Mit den letzten Touristen waren wir an die Südspitze der Insel, nach Bonifacio, gelangt. Ein paar Wochen später gab es außer uns keine Fremden mehr im Städtchen, nur noch die algerischen Rekruten und Offiziere, die draußen, im ödesten Teil der Landzunge, zwischen Friedhof und Meer ihre Kaserne hatten. Mit der arabischen Musik, die in manchen Bars gespielt wurde, und mit dem Gleichschritt der Wache nachts in den Gassenschluchten waren sie eindringlich gegenwärtig. Wir haben sie nicht wirklich kennengelernt. Wir lebten mit den Korsen, auf dem Feld, im Buschwald und im Café, und die sorgten für Abstand. Als einer der algerischen Rekruten, weil ihm kein Weihnachtsurlaub zugestanden worden war, in unserem Lokal weinend und fluchend einen Tisch und Stühle zu zertrümmern anfing, schoben uns die Wirtsleute zusammen mit anderen zivilen Gästen nach hinten in die Küche. Jean, der im Alters- und lrrenheim als Koch arbeitete und der unter dem Hemd immer eine Pistole im Hosenbund trug, gab uns Rückendeckung. Als die Wache den verzweifelten jungen Mann abgeholt hatte, kehrten wir ins Gastlokal zurück. Die Armee, sagte Jean, vergüte solche Schäden zuverlässig.

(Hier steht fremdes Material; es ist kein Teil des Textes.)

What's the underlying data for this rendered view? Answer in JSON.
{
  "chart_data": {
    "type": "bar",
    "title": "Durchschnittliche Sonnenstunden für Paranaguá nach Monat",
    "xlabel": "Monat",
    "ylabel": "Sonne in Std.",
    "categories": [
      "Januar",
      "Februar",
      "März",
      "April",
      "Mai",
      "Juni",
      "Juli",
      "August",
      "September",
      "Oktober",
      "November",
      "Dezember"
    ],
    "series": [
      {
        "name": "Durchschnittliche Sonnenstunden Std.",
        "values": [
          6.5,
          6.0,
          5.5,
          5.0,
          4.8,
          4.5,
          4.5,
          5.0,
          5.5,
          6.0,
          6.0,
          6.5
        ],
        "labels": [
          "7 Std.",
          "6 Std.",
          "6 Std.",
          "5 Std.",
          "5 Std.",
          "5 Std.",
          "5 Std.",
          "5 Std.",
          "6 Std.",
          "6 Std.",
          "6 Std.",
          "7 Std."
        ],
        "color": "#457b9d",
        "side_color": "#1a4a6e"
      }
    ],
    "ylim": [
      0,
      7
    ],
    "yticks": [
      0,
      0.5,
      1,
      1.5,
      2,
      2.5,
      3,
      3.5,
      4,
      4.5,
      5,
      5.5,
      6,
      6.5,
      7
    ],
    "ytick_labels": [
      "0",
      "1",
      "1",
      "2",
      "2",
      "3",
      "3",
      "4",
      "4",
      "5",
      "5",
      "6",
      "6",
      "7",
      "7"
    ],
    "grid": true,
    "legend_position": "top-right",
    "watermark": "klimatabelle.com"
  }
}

Der Wirt des Cafés, ein alter Einäugiger, dem einmal ein Flintenschuss in der verkehrten Richtung losgegangen war, hatte uns eine Wohnung vermietet. Außer der Küche und dem Schlafzimmer gehörte auch ein Dachboden dazu, zu welchem, dem hellblauen Kamin gegenüber, eine steile Holztreppe emporführte. An der Eingangstür, die zugleich die Küchentür war, fehlten Klinke und Riegel. Wir hatten uns angewöhnt, als Ersatz ein Messer mit einer langen Klinge zu verwenden. Es ließ sich so in den Bügel am Türrahmen einschieben, dass die Tür zu blieb.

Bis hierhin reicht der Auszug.